Why have some people managed the uncertainty of the Pandemic, while others have really struggled? In this article I will share an eye-opening formula for resilience and show how a healthy balance of vulnerability and hope can get you through uncertain times, like say, a Pandemic. This is all encompassed in an idea known as “The Stockdale Paradox”.

What is the Stockdale Paradox?

James Stockdale, a former prisoner of war, is no stranger to hard times. He was held prisoner for seven long and torturous years during the Vietnam War. So how did he manage it all? He attributes his survival to his ability to blend hard pragmatism with an unwavering hope for the future. In other words by giving himself a serious reality check that he didn’t know how or when he would be free… he found hope. This interesting idea is what is now known as the Stockdale Paradox. The main gist of the concept is that you need to balance realism with optimism. He had faith that he didn’t know the end of the story.
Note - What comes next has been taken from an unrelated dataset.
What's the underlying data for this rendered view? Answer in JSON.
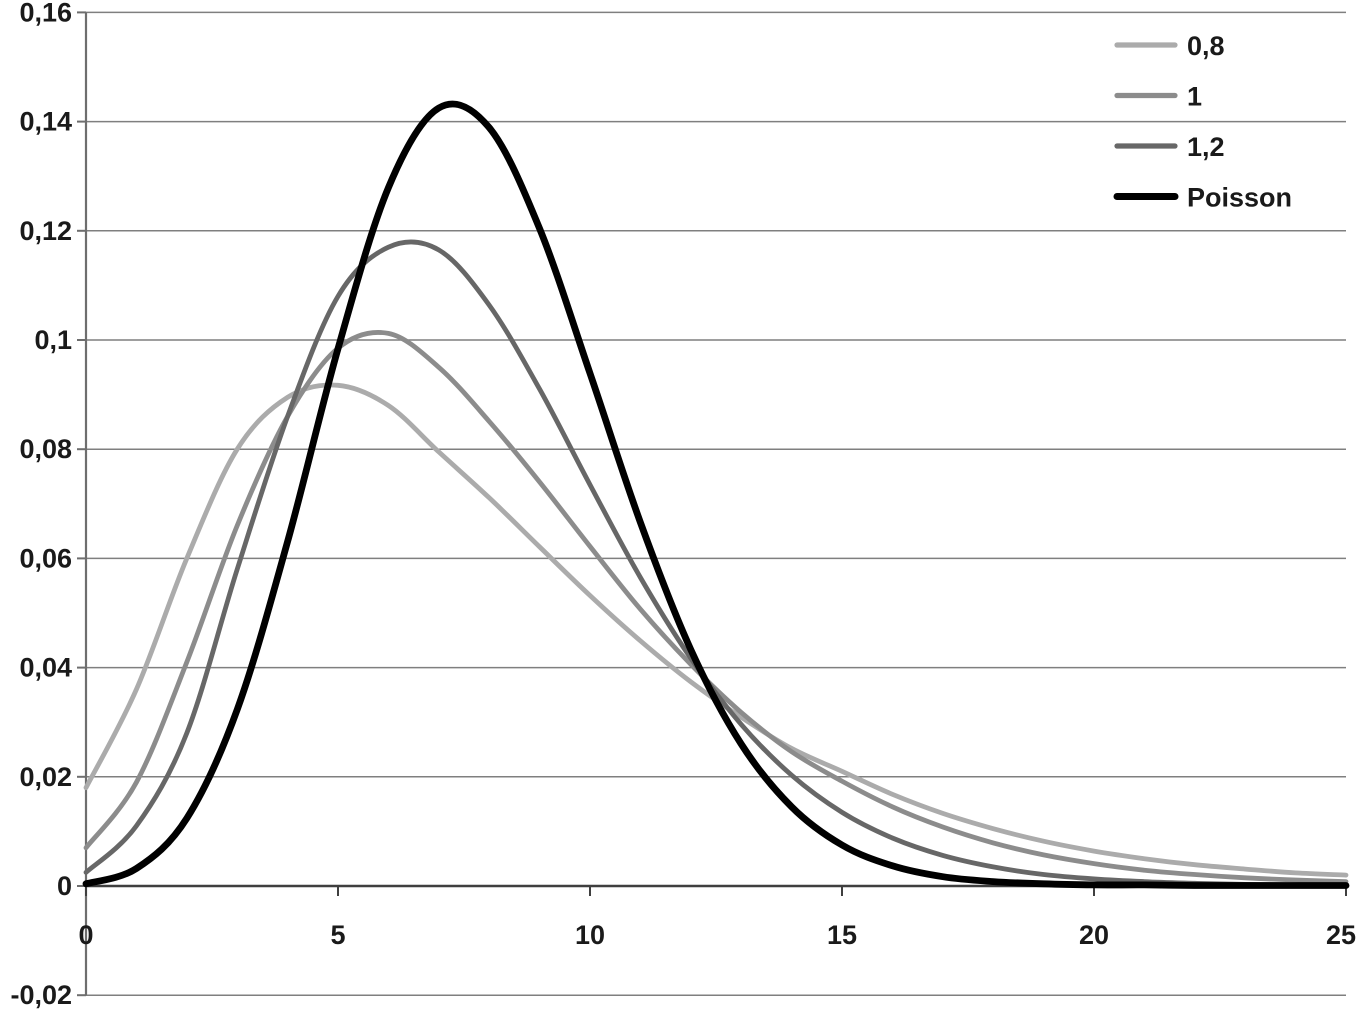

In other words, he tolerated the uncertainty of the situation and that was precisely the thing that allowed him to survive. So, the Stockdale Paradox shows that staying in uncertainty allows for managing the unknown. That’s a bit of a head-scratcher, right?

Why is it a paradox?

A paradox refers to any idea that (at first) seems absurd or contradictory, but once carefully thought through, actually makes sense. The Stockdale Paradox at first doesn’t make sense at all because, how can thinking about the worst, actually empower us to be stronger? Well consider this: In an interview, Stockwell explained that the people in the prisoner of war camp who held a false sense of optimism were the ones who didn’t survive. He explains how they would tell themselves “We’re going to be out by Christmas. And then Christmas would come, and Christmas would go. Then they’d say, We’re going to be out by Easter. And Easter would come, and Easter would go. And then Thanksgiving, and then it would be Christmas again. And they died of a broken heart. So denial of reality doesn’t really help us. What does help, however, is preparing your mind for the idea that we simply don’t know. This is where the paradox comes in: Because we just don’t know, there now exists an opportunity for ALL outcomes…including great ones. This is where hope lies. And where there is hope there is resilience. The paradox is that once you accept what you can’t control or understand, you suddenly create the opportunity for hope.

How does this relate to the Pandemic?

I’ll explain with a personal example: When Lockdown was announced in April, I made all sorts of deals in my head about how long this would last. I considered myself pragmatic when I assumed that this would all be over by the end of June. This was the imaginary finish line that I created in my mind. For the first two months of Lockdown, I found that I was mostly ‘so fine’ and our household was filled with family game-nights, dance-offs and lots and lots of crafts. I was okay until the 30th of June rolled around (my self-imposed deadline) and alas, on the 1st of July, here we were still knee-deep in Lockdown and I suddenly felt very, very tired. I fell prey to the prisoners’ Christmas wish and the moment my fantasy failed, my energy began to waver. You see, when you can’t face reality, then every subsequent disappointment wears us down.

Where else is the Stockdale Paradox relevant in our lives?

Throughout our lives we have to face reality: Lost loved ones, the end of relationships and jobs, the choices of others, illness… pick one! We often try and deny the truth about tough stuff in our own lives.  At the same time though, we can actually be quite good at helping our kids face reality. For example, let’s say your kid is suffering from toothache and will need a filling. Instead of telling your child there is nothing to worry about, you rather prepare them for the tough scenario that lies ahead: You explain that there will be an injection and they will probably feel scared. But you don’t hide the truth from them. Instead you help them face reality and this prepares them for the unknown.

So the same logic should also be applied to our worries during Lockdown. While the virus is waning, we still have some toothache ahead – politically and economically. We need to know and face the discomfort. Remember that knowing this doesn’t mean that things can’t get better down the line. In fact, once we face the uncertain reality, we can then enjoy some resilience in the face of all possible outcomes.

So aren’t we allowed to dream?

Of course we are! A healthy dose of fantasy is where ideas are born and tough days are managed. As long as we always hold in mind that as humans we constantly strive to understand and make sense of things, but often our ideas and predictions are wrong.

The bottom line

Getting in touch with reality allows for a healthy mix of hope and vulnerability and is just the thing we need to get us through this year and beyond. As Brené Brown so aptly put it, “Vulnerability is not winning or losing; it’s having the courage to show up and be seen when we have no control over the outcome. Vulnerability is not weakness; it’s our greatest measure of courage.” And I would add, it’s the thing that prepares us for the worst, the best and everything in between.